Richard Baron is a primary care physician the Philadelphia area.
He published a paper in the New England Journal of Medicine entitled “What’s Keeping Us So Busy in Primary Care? A Snapshot from One Practice,” and discussed recently on KevinMD.com. Dr. Baron conclusively demonstrates that there is a deluge of uncompensated work performed by physicians in the outpatient arena. This comes as no surprise to those of us in office practice whether it is in a primary care or a specialty setting. The only surprise is in the ability of his electronic medical record system to track the quantity and scope of this work.
Such non-compensated work is growing in volume; it is growing in intensity and it is a critical link in the continuity of patient care.
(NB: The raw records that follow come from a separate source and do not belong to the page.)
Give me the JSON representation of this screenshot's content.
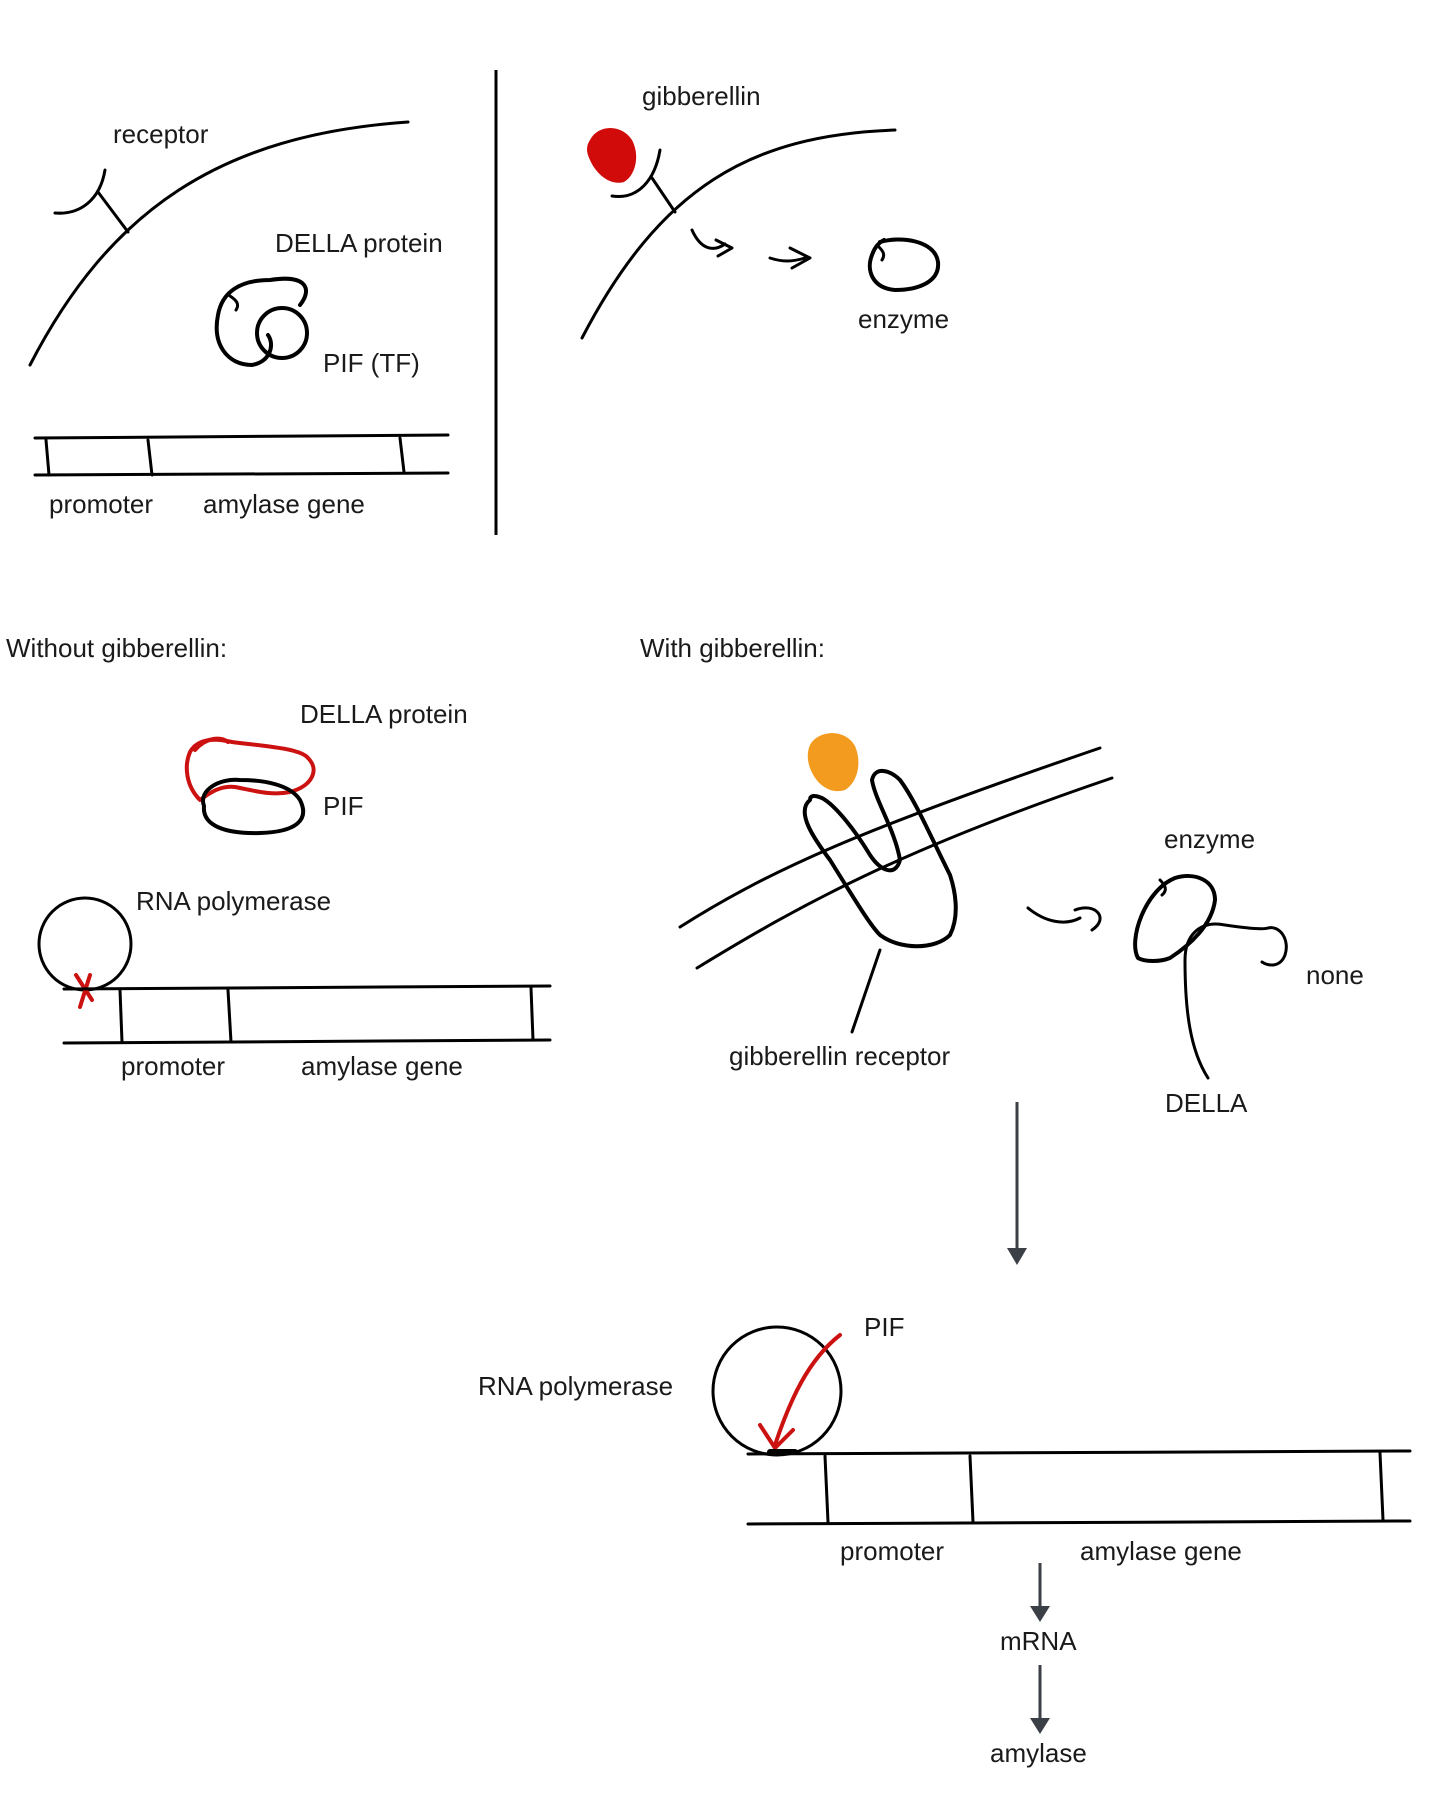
{
  "colors": {
    "ink": "#000000",
    "della_red": "#cc1111",
    "gibberellin_red": "#d10a0a",
    "gibberellin_orange": "#f39b1f",
    "arrow_gray": "#3b3f46"
  },
  "top_left": {
    "receptor": "receptor",
    "della_protein": "DELLA protein",
    "pif_tf": "PIF (TF)",
    "promoter": "promoter",
    "amylase_gene": "amylase gene"
  },
  "top_right": {
    "gibberellin": "gibberellin",
    "enzyme": "enzyme"
  },
  "without": {
    "title": "Without gibberellin:",
    "della_protein": "DELLA protein",
    "pif": "PIF",
    "rna_polymerase": "RNA polymerase",
    "promoter": "promoter",
    "amylase_gene": "amylase gene"
  },
  "with": {
    "title": "With gibberellin:",
    "enzyme": "enzyme",
    "none": "none",
    "gibberellin_receptor": "gibberellin receptor",
    "della": "DELLA",
    "pif": "PIF",
    "rna_polymerase": "RNA polymerase",
    "promoter": "promoter",
    "amylase_gene": "amylase gene",
    "mrna": "mRNA",
    "amylase": "amylase"
  }
}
Doctors know the importance of timely communication in the coordination of care. They know the reassurance it gives patients. Patients have always recognized the value of non-office visit encounters. It is a key commodity in the doctor-patient relation. Nevertheless, third party payers have resisted assigning any value to the work.
This is done at the very time that the policies and procedures payers regarding pre-approval for procedures and medications adds (exponentially) to the burden that physicians carry on behalf of their patients. Given Dr. Baron’s robust documentation isn’t it time for there to be some pay for this performance?
Arthur Chernoff is Chair of the Division of Endocrinology at Albert Einstein Medical Center.